The model suggested that scenario 6 would make little difference to water quality (nutrient concentrations, turbidity or growth of algae), scenarios 4 and 5 would lead to improvements in water quality (reduced nutrient and chlorophyll a concentrations) and possibly increases in fish production, and scenarios 2 and 3 would both have mixed results for water quality. Scenario 2 might lead to a reduction in fish production while scenario 3 might lead to an increase in fish production. Scenario predictions for fish are based on a preliminary foodweb model and are highly speculative as they do not include habitat effects and are based on limited information about the higher-level ecology of the lower Ord River, particularly in the estuary.
Major knowledge gaps remain regarding the ecology of the estuary, interactions between the lower river and its floodplain, and the likely response of the system to changes in climate and sea-level.



Braimbridge, M. and Malseed, B. Ecological Water Requirements for the lower Ord River. 2007. Department of Water, Government of Western Australia.
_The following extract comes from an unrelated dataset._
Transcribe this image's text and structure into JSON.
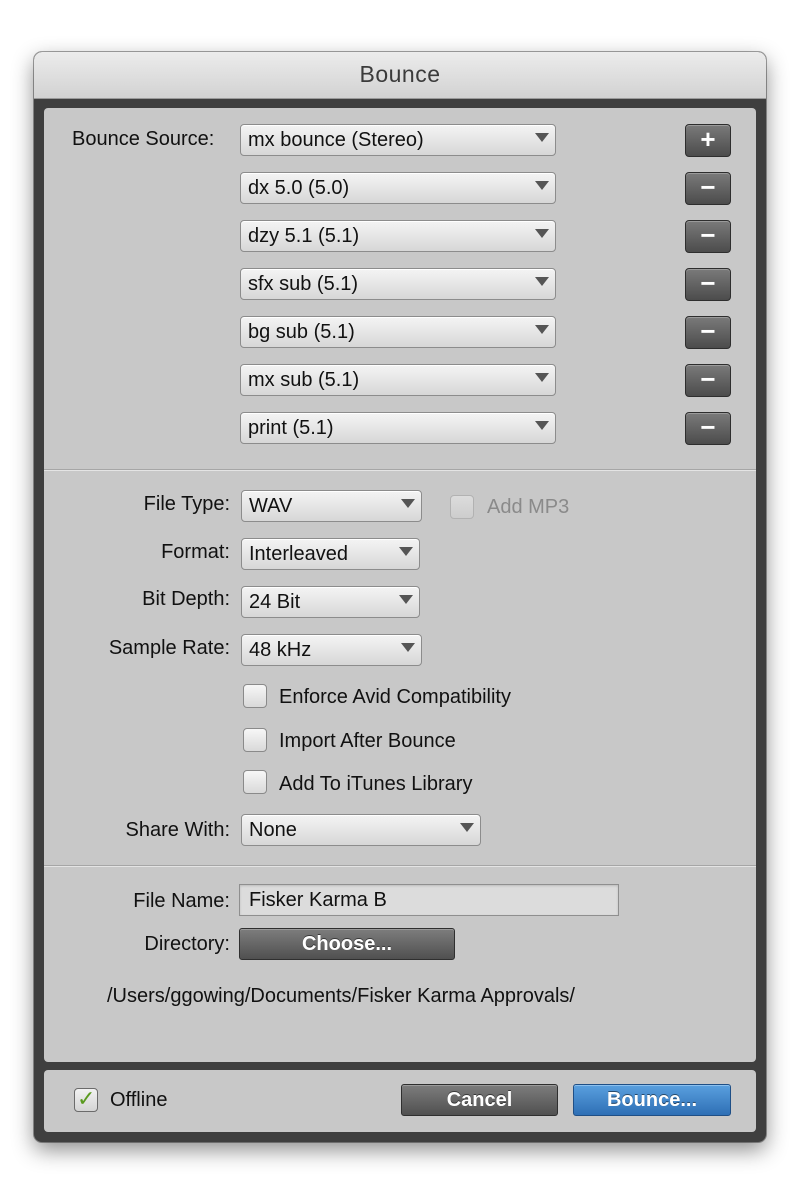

Parslow, J., Margvelashvili, N., Palmer, D., Revill, A., Robson, B., Sakov, P., Volkman, J., Watson, R., and Webster, I. The Response of the Lower Ord River and Estuary to Management of Catchment Flows and Sediment and Nutrient Loads: Final Science Report. 2003a. CSIRO Marine Research /
Land and Water Australia.

Parslow, J., Margvelashvili, N., Palmer, D., Revill, A., Robson, B., Sakov, P., Volkman, J., Watson, R., and Webster, I. The Response of the Lower Ord River and Estuary to Management of Catchment Flows and Sediment and Nutrient Loads: Final Client Report. 2003b. CSIRO Marine Research / Land

Robson, B.J. et al., 2008. Response of the Lower Ord River and Estuary to Changes in Flow and Sediment and Nutrient Loads. Water for a Healthy Country National Research Flagship.